In his new role, Vanderheyden will report to the general manager, to be named at a later date.
Prior to GE Healthcare, Vanderheyden was the vice-president of research and development for Theseus Imaging and director of nuclear medicine research and development for Mallinckrodt/Tyco Healthcare. He was also a visiting associate professor in nuclear medicine at the University of Massachusetts Medical School.

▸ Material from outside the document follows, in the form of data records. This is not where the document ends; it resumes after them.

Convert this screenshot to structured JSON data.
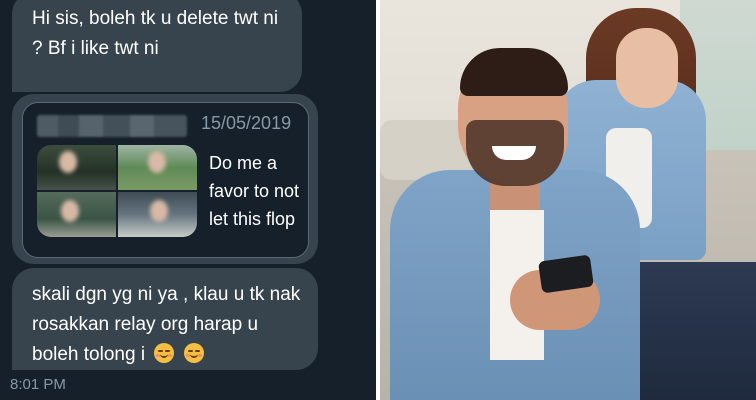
{
  "chat": {
    "messages": [
      {
        "text": "Hi sis, boleh tk u delete twt ni ? Bf i like twt ni"
      },
      {
        "text": "skali dgn yg ni ya , klau u tk nak rosakkan relay org harap u boleh tolong i"
      }
    ],
    "quoted_tweet": {
      "date": "15/05/2019",
      "text": "Do me a favor to not let this flop"
    },
    "timestamp": "8:01 PM",
    "emoji": [
      "smiling-face-icon",
      "smiling-face-icon"
    ],
    "colors": {
      "background": "#15202b",
      "bubble": "#38444d",
      "muted_text": "#8899a6"
    }
  },
  "photo": {
    "subject": "stock-photo"
  }
}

Columbia University awarded the 2005 Louisa Gross Horwitz Prize to Ada Yonath, the university said last week.
Yonath is the Martin S. and Helen Kimmel Professor of Structural Biology and director of the Helen and Milton A. Kimmelman Center for Biomolecular Structure at the Weizmann Institute of Science in Israel.
The Louisa Gross Horwitz Prize has been awarded annually since 1967 for research in the fields of biology and biochemistry.
Yonath has also received the National Institutes of Health Certificate of Distinction, the F.A. Cotton Medal for Excellence in Chemical Research, the 2000 Anfinsen Prize, the 2002 Harvey Prize for Natural Sciences, the 2002 Israel Prize for Chemical Research, the 2004 Massry Prize, and the 2004 Paul Karrer Gold Medal.
Upstate has released a new Beadlyte 8-Plex multi-pathway signaling kit, Phosphoprotein. The kit enables researchers to perform simultaneous quantitative detection of multiple cell signaling pathways in a single 5µl (5µg) cell lysate sample, according to Upstate. Phosphoproteins measured include key markers of receptor tyrosine kinase, stress induction, and death receptor pathways.